Mas, vamos falar sério, dava pra tá bem melhor do que está hoje, isso dava, e a natureza sabe disso, sabe tanto, que não aguentou mais esperar pelas mudanças que prometemos e nunca fazemos. Ela respondeu, e hoje ela nos mantém dentro de nossas casas, e confesso que dou razão à ela. Hoje o mundo todo tem que ir para a rua de máscara, com medo de um inimigo invisível, mas será que é invisível mesmo? Ou ele está bem ali do nosso lado jogando lixo na rua, ou dentro do palácio em algum planalto autorizando mais uma derrubada de reservas indígenas? Eu acho que ele está bem na nossa frente, mas alguns optaram simplesmente por não ver.

Por medo? Talvez. Por que sim, dá medo de enfrentar, ainda mais sabendo que o Brasil é um dos países que mais mata ativistas ambientais no mundo. Você sabe bem disso, né Chico? Mas, uma vez eu ouvi uma música que dizia “Muda, que o medo é um modo de fazer censura”. Então, a gente vai, e se tiver que ir com medo, a gente vai mesmo assim!!!

Têm muita coisa pra acontecer no próximo século, mas pra ele existir, muita coisa têm que mudar!!! E, têm muita gente já fazendo essa mudança, Chico. Conseguimos finalmente criar uma reserva extrativista no Acre e ela leva seu nome. Sabe o Nenzinho (Aldecir Cerqueira)? Ele continua levando adiante seus ensinamentos, até o bigode ele deixou em sua homenagem. Ele diz que fica melhor nele, mas tenho minhas dúvidas.

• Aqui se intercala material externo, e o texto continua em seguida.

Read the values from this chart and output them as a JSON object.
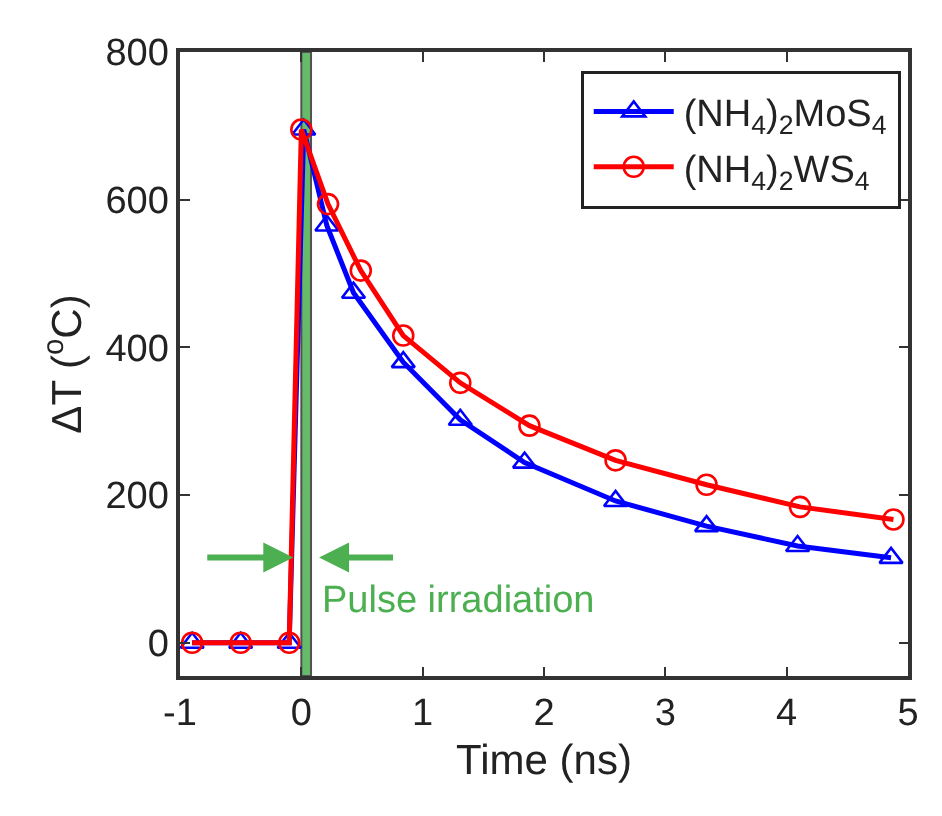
{
  "chart_data": {
    "type": "line",
    "xlabel": "Time (ns)",
    "ylabel": "ΔT ($^{o}$C)",
    "xlim": [
      -1,
      5
    ],
    "xticks": [
      -1,
      0,
      1,
      2,
      3,
      4,
      5
    ],
    "ylim": [
      -45,
      800
    ],
    "yticks": [
      0,
      200,
      400,
      600,
      800
    ],
    "grid": false,
    "legend": "top right",
    "line_style": "solid",
    "series": [
      {
        "name": "(NH$_{4}$)$_{2}$MoS$_{4}$",
        "color": "#0000ff",
        "marker": "triangle",
        "x": [
          -0.9,
          -0.5,
          -0.1,
          0.02,
          0.21,
          0.43,
          0.84,
          1.31,
          1.84,
          2.59,
          3.34,
          4.09,
          4.86
        ],
        "values": [
          0,
          0,
          0,
          695,
          565,
          474,
          380,
          302,
          244,
          192,
          158,
          131,
          115
        ]
      },
      {
        "name": "(NH$_{4}$)$_{2}$WS$_{4}$",
        "color": "#ff0000",
        "marker": "circle",
        "x": [
          -0.9,
          -0.5,
          -0.1,
          0.0,
          0.22,
          0.49,
          0.84,
          1.31,
          1.88,
          2.59,
          3.34,
          4.11,
          4.88
        ],
        "values": [
          0,
          0,
          0,
          695,
          594,
          504,
          416,
          352,
          294,
          247,
          214,
          184,
          167
        ]
      }
    ],
    "bands": [
      {
        "axis": "x",
        "from": 0,
        "to": 0.08,
        "label": "Pulse irradiation",
        "color": "#4caf50"
      }
    ]
  }
}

Graças àqueles que lutam pela Terra, nós somos o maior produtor de arroz orgânico da América Latina. E tem jovem tomando conta da ONU, Chico, Artemisa Xakriabá usou sua voz para falar sobre povos indígenas e mudanças climáticas. Tem jovem de 12 anos, como a Catarina Lorenzo, que apresentou uma denúncia contra os países que estão se omitindo à cumprir as resoluções do Acordo de Paris. Tem a Paloma Costa que está no primeiro time de jovens assessores em clima do Secretário Geral da ONU.

Quando Davi Kopenawa mostrou para o mundo tudo o que está acontecendo no território e com o povo Yanomami, o que eu entendi foi que existem pessoas que nascem ativistas sem saber, porque resistir é a única maneira para continuar existindo. Um dia eu tenho certeza que toda a humanidade saberá quem você foi. Sua vida e sua luta estarão nos livros escolares, assim como da irmã Dorothy, do Cacique Raoni, e mais pra frente Greta, e Hamangai Pataxó. Vai ter tanta gente que fez a diferença pra falar sobre, que os opressores finalmente serão os coadjuvantes.

E foi como você mesmo disse uma vez Chico, quando nós começamos a lutar pelas seringueiras, depois nos demos conta que estávamos lutando pela Amazônia como um todo, e hoje sabemos que estamos lutando pela humanidade. E a gente não vai deixar barato o que estão fazendo com o nosso futuro e o futuro de quem nem chegou por aqui. Já que o futuro nos pertence, as decisões também. E a gente não tem medo não e não arredo o pé, por que se a gente tirou na mão o óleo que derramaram no nosso litoral nordestino, a gente tira na mão aqueles que estão deixando esse mal ser feito!!! Nós somos as sementes que você espalhou pelo mundo em sua breve jornada.

E mesmo que tentem nos arrancar pela raiz, te garanto que muito mais vai surgir. Talvez o momento que estamos vivendo seja a oportunidade de começar essa unificação que você sonhou. Eu também não vou ter a chance de comemorá-la, mas fico feliz de partilhar com você o mesmo sonho!!! E Chico, além da borracha, o açaí da Amazônia também conquistou o mundo!!! Obrigada.

Obrigada por apesar de saber que estava à frente do seu tempo, sendo um visionário, optou por nos mostrar o caminho do futuro. Ele não é fácil, mas o resultado vai ser lindo. É muito bom saber que estamos do lado certo da luta. Chico Mendes! Presente. Hoje e sempre!